School of Information Science and Engineering, Yanshan University, Qinhuangdao 066000, China.
School of Mechanical Engineering, Yanshan University, Qinhuangdao 066000, China.
Sensors (Basel). 2023 May 24;23(11):5037. doi: 10.3390/s23115037.

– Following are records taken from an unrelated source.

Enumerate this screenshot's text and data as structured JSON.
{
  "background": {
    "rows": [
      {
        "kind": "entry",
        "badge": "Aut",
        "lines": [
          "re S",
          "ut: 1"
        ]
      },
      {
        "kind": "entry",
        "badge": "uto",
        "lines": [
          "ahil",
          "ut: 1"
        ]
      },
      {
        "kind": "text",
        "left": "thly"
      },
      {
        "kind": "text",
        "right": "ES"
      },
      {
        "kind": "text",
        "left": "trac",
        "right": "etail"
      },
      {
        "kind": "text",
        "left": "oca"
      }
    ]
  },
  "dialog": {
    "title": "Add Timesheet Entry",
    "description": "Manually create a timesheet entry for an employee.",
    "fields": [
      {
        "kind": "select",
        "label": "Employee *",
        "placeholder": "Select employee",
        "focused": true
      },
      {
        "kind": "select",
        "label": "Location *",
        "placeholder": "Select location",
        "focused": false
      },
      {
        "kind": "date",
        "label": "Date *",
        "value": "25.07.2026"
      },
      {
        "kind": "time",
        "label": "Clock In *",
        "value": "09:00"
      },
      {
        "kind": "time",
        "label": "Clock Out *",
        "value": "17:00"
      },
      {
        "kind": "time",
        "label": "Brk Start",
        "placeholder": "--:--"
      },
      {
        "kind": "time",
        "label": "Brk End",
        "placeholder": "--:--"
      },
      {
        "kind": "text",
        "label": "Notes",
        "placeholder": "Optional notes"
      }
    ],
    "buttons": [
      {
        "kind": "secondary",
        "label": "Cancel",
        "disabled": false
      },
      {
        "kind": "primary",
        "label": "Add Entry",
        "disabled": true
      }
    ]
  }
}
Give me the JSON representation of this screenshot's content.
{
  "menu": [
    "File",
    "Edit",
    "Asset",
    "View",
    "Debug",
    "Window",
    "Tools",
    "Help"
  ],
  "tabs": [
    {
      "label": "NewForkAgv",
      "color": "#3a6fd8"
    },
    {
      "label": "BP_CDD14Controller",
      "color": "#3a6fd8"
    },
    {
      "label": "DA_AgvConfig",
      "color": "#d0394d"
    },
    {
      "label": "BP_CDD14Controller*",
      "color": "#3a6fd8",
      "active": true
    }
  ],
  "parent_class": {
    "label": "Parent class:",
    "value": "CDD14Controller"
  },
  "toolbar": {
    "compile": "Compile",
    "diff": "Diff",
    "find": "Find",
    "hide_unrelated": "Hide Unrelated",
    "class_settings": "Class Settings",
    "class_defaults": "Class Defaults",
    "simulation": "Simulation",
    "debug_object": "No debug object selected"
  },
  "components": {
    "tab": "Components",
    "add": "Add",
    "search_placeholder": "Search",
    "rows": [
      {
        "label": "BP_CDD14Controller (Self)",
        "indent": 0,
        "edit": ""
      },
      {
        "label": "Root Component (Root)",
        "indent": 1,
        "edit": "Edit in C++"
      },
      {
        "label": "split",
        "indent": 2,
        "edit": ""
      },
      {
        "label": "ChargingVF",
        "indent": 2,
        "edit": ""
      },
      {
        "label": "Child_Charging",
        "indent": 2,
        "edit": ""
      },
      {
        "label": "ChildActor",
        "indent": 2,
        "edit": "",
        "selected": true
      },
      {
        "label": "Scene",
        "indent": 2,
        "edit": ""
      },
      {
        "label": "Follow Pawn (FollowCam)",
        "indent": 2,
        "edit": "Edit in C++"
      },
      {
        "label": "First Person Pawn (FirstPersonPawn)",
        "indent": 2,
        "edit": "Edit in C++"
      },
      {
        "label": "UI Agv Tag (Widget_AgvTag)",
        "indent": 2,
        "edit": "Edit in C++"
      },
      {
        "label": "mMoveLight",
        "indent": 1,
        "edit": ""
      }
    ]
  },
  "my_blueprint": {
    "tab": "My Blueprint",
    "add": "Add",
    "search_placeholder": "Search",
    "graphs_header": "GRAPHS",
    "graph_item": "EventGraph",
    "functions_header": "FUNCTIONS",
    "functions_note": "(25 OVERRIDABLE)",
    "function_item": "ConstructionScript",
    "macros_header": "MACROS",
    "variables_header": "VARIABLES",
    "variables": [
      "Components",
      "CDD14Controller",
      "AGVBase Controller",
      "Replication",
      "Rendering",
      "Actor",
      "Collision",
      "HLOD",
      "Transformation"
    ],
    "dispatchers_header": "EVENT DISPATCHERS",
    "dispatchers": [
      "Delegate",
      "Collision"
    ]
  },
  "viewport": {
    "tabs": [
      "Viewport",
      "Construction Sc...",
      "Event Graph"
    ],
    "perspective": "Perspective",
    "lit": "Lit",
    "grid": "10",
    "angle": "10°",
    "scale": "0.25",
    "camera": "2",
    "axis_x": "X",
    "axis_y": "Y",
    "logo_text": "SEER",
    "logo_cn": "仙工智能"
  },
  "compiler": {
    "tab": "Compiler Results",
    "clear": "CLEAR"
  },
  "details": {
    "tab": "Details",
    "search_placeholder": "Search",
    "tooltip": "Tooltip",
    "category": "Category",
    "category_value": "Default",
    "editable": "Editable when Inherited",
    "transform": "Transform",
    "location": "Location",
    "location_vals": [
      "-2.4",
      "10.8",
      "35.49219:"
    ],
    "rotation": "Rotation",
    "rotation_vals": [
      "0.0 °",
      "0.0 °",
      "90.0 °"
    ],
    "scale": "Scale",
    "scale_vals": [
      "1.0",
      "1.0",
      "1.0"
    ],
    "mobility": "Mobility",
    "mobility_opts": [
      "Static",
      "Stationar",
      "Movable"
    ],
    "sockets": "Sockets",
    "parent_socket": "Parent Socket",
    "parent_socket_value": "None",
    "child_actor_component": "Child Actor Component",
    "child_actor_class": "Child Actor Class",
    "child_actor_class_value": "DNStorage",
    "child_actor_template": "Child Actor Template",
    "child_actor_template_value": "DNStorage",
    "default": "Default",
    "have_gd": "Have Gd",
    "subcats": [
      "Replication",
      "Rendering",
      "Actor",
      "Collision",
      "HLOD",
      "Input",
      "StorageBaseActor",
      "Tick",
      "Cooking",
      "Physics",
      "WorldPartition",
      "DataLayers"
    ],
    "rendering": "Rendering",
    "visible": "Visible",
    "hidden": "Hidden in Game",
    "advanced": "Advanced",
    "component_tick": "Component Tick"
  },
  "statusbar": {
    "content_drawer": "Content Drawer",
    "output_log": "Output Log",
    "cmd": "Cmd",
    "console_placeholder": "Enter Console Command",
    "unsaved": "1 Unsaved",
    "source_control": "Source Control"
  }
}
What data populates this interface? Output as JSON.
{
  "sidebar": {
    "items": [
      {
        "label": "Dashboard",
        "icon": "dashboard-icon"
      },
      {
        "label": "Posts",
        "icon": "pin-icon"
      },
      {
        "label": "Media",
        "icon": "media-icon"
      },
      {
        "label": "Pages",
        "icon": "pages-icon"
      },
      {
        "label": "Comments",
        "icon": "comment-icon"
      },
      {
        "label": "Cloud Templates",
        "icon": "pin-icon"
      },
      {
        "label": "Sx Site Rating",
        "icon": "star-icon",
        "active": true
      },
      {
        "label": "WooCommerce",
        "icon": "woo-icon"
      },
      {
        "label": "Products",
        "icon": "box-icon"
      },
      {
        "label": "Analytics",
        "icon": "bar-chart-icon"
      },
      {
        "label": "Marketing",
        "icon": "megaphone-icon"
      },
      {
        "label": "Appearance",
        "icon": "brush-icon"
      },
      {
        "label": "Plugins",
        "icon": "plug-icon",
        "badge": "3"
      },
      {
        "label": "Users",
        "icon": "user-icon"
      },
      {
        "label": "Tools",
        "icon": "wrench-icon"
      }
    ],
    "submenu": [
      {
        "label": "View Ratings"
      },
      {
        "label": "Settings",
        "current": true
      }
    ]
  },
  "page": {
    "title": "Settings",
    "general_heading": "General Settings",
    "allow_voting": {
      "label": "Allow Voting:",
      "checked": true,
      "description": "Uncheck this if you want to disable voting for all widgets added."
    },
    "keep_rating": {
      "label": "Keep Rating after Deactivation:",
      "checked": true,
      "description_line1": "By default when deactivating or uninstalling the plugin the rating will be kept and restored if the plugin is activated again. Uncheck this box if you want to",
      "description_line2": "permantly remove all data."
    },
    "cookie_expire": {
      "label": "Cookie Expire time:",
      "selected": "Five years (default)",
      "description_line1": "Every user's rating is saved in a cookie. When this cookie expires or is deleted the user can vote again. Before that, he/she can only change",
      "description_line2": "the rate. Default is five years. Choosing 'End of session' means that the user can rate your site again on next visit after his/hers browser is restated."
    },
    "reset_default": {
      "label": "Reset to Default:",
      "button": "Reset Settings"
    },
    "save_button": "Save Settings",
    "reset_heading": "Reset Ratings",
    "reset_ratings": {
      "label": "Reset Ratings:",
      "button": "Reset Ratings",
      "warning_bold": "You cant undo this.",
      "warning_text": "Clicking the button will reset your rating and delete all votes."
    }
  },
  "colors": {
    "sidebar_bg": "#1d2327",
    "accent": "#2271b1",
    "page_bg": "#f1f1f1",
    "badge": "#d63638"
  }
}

The counting of surgical instruments is an important task to ensure surgical safety and patient health. However, due to the uncertainty of manual operations, there is a risk of missing or miscounting instruments. Applying computer vision technology to the instrument counting process can not only improve efficiency, but also reduce medical disputes and promote the development of medical informatization. However, during the counting process, surgical instruments may be densely arranged or obstruct each other, and they may be affected by different lighting environments, all of which can affect the accuracy of instrument recognition. In addition, similar instruments may have only minor differences in appearance and shape, which increases the difficulty of identification. To address these issues, this paper improves the YOLOv7x object detection algorithm and applies it to the surgical instrument detection task. First, the RepLK Block module is introduced into the YOLOv7x backbone network, which can increase the effective receptive field and guide the network to learn more shape features. Second, the ODConv structure is introduced into the neck module of the network, which can significantly enhance the feature extraction ability of the basic convolution operation of the CNN and capture more rich contextual information. At the same time, we created the OSI26 data set, which contains 452 images and 26 surgical instruments, for model training and evaluation. The experimental results show that our improved algorithm exhibits higher accuracy and robustness in surgical instrument detection tasks, with F1, AP, AP50, and AP75 reaching 94.7%, 91.5%, 99.1%, and 98.2%, respectively, which are 4.6%, 3.1%, 3.6%, and 3.9% higher than the baseline. Compared to other mainstream object detection algorithms, our method has significant advantages. These results demonstrate that our method can more accurately identify surgical instruments, thereby improving surgical safety and patient health.
手术器械的清点是确保手术安全和患者健康的重要任务。然而,由于手动操作的不确定性,存在器械缺失或计数错误的风险。将计算机视觉技术应用于器械清点过程中,不仅可以提高效率,还可以减少医疗纠纷,促进医疗信息化的发展。然而,在清点过程中,手术器械可能会密集排列或相互遮挡,并且可能会受到不同的照明环境的影响,所有这些都会影响器械识别的准确性。此外,相似的器械可能在外观和形状上只有细微的差别,这增加了识别的难度。为了解决这些问题,本文对 YOLOv7x 目标检测算法进行了改进,并将其应用于手术器械检测任务中。首先,在 YOLOv7x 骨干网络中引入了 RepLK Block 模块,该模块可以增加有效的感受野,并引导网络学习更多的形状特征。其次,在网络的颈部模块中引入了 ODConv 结构,它可以显著增强 CNN 基本卷积操作的特征提取能力,并捕获更多丰富的上下文信息。同时,我们创建了 OSI26 数据集,其中包含 452 张图像和 26 种手术器械,用于模型训练和评估。实验结果表明,我们的改进算法在手术器械检测任务中表现出更高的准确性和鲁棒性,F1、AP、AP50 和 AP75 分别达到 94.7%、91.5%、99.1%和 98.2%,比基线分别提高了 4.6%、3.1%、3.6%和 3.9%。与其他主流目标检测算法相比,我们的方法具有显著的优势。这些结果表明,我们的方法可以更准确地识别手术器械,从而提高手术安全性和患者健康水平。